BYJU'S, Duolingo have highest brand recall among education apps: study
The report on education startups also found that 89 percent Indians are willing to pay for learning apps, and are open to shelling out as much as Rs 250 a month.
The edtech sector in India has exploded in the recent past. Both consumption and investment have gone up significantly. Several apps and services are jostling for mind space. A study conducted by Gray Matters Capital (GMC), an impact investor improving access to affordable education, throws up some key trends defining the sector.
The report titled Efficacy of Mobile EdTech in India: Mapping User Engagement to Learning Outcomes reveals that BYJU'S (homegrown test preparation app) and Duolingo (global leader in app-based language learning) recorded the highest brand recall among education apps.
“This is indicative of the user focus on getting jobs or doing better in jobs with help of English, not just learning for the sake of it. On the other hand, for younger children, parents actively look for resources that will improve academic learning, especially reading ability,” the report explains.
The BYJU'S app has been downloaded over 30 million times on Google Play Store, while Duolingo has recorded more than 100 million downloads globally.
Interestingly, BYJU'S is now the world’s most-valued edtech company at $3.6 billion, a feat it achieved in 2018, after a $540 million funding round led by Naspers and Canada Pension Plan Investment Board. The homegrown unicorn is now looking to expand to the US, and acquire products that have a global reach.
The GMC report further reveals that Indians are now more ready to pay for education apps. As much as 89 percent of the 2,000 users surveyed were in favour of paid learning apps. Students in the age group of 18-25 preparing for competitive tests were open to paying Rs 100-250 per month for tutoring apps. Parents, on the other hand, were willing to shell out Rs 250 a month to “enhance their child’s learning through mobile-based applications”.

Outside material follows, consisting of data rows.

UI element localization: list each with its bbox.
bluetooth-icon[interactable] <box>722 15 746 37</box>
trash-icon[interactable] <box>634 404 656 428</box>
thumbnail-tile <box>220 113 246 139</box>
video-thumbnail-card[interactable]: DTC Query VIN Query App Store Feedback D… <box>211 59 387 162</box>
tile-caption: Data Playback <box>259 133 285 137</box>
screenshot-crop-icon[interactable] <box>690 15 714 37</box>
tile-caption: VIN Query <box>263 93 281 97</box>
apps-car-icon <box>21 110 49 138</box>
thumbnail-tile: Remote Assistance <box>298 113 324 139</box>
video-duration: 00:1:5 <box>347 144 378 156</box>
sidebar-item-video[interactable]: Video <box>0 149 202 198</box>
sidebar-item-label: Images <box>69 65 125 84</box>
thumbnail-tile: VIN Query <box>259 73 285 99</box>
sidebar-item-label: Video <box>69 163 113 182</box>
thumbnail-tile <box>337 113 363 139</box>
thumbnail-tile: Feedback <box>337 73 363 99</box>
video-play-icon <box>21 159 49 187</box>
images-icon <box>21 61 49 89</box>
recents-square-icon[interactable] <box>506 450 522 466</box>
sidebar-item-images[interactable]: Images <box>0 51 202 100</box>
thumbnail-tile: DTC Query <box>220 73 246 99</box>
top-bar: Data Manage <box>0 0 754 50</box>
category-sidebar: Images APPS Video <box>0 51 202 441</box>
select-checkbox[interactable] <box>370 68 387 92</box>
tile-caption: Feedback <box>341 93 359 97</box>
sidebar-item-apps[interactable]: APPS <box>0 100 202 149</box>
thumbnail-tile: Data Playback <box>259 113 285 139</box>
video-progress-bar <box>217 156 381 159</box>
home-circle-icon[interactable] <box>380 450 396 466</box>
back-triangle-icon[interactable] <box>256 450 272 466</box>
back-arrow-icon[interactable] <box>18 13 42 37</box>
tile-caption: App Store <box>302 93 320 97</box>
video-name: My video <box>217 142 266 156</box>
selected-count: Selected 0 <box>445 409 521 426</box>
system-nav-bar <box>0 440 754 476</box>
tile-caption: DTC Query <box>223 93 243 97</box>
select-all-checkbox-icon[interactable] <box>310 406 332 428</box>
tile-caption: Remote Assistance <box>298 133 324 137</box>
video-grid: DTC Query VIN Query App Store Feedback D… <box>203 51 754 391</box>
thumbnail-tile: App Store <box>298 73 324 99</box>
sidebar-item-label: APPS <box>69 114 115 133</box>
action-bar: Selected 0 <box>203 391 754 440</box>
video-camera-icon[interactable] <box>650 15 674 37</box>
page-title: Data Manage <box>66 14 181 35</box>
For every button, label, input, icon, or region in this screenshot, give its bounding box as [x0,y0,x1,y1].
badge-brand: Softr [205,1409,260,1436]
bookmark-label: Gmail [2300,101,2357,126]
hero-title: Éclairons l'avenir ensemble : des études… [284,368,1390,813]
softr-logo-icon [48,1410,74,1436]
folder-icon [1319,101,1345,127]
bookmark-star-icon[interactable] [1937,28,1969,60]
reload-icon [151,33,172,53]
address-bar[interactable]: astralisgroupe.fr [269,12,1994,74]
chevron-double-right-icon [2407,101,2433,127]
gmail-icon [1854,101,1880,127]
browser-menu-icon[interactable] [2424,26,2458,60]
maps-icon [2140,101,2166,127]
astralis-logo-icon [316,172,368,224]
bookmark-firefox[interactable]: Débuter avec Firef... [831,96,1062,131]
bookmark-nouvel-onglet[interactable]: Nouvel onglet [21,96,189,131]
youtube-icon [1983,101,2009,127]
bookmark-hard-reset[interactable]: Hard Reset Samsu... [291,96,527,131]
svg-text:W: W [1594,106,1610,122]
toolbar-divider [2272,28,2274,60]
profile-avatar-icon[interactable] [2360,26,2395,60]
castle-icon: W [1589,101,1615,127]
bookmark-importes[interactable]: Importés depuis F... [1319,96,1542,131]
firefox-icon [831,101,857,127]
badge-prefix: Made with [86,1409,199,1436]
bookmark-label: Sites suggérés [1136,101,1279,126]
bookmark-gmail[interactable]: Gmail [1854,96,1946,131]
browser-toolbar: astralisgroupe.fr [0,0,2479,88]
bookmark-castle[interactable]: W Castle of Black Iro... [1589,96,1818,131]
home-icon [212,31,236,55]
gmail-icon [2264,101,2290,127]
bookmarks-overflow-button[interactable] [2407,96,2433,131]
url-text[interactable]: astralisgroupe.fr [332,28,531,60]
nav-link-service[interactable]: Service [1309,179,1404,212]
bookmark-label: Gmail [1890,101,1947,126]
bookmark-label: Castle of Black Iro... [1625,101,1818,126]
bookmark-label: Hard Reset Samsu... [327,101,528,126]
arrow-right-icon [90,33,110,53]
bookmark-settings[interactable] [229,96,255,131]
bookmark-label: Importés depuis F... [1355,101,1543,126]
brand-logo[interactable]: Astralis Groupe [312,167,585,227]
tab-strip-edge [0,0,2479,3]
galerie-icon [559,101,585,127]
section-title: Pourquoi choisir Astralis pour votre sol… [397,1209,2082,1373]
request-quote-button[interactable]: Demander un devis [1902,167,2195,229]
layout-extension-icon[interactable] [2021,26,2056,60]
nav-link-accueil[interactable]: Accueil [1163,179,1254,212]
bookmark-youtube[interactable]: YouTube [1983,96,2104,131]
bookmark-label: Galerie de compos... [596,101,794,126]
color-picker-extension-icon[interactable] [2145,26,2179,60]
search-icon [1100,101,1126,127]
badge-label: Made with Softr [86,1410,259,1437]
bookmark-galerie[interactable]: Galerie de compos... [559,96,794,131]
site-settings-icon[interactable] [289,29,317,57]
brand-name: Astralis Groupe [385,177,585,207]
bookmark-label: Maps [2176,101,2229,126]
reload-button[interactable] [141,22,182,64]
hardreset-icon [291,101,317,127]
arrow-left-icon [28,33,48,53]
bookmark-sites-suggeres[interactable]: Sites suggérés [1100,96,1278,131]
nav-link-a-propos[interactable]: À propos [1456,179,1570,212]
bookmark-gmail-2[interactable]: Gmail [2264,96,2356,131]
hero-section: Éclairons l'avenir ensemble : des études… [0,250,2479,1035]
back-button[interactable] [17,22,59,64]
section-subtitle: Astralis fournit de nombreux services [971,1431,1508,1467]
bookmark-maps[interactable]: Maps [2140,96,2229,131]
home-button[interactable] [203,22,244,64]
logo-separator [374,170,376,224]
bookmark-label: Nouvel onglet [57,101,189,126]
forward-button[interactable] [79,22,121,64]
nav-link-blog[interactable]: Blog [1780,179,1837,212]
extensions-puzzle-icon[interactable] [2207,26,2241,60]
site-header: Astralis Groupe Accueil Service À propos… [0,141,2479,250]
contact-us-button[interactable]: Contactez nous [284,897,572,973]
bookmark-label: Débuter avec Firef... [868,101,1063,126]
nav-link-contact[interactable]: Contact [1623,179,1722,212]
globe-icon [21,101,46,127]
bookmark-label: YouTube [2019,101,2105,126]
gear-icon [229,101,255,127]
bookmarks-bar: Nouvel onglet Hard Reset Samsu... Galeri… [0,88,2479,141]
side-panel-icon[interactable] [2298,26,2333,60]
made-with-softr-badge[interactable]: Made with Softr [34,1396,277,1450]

When it comes to the choice of apps, relevance (42.3 percent) and ease of use (26 percent) emerged as the top deciding factors for Indians. Also, about 70 percent preferred content in vernacular languages.
GMC also surveyed 42 education entrepreneurs in India and discovered that user engagement (40 percent), followed by the creation of personalised learning paths (31 percent) and monetisation (26 percent) are the top challenges they face. Customer acquisition too is a problem, especially for edtech startups without an app interface. Additionally, most users tend to shy away from downloading apps larger than 25MB.
Ragini Chaudhary, India CEO, Gray Matters Capital said, “We work with companies across the Education-Employability spectrum who are trying to bring improved learning outcomes and employment opportunities using both offline solutions along with digital mediums and mobile devices… If we could help them focus on just three things - improve the user engagement, help enhance monetisation and ensure optimisation of the performance, we could pave the way for more scale.”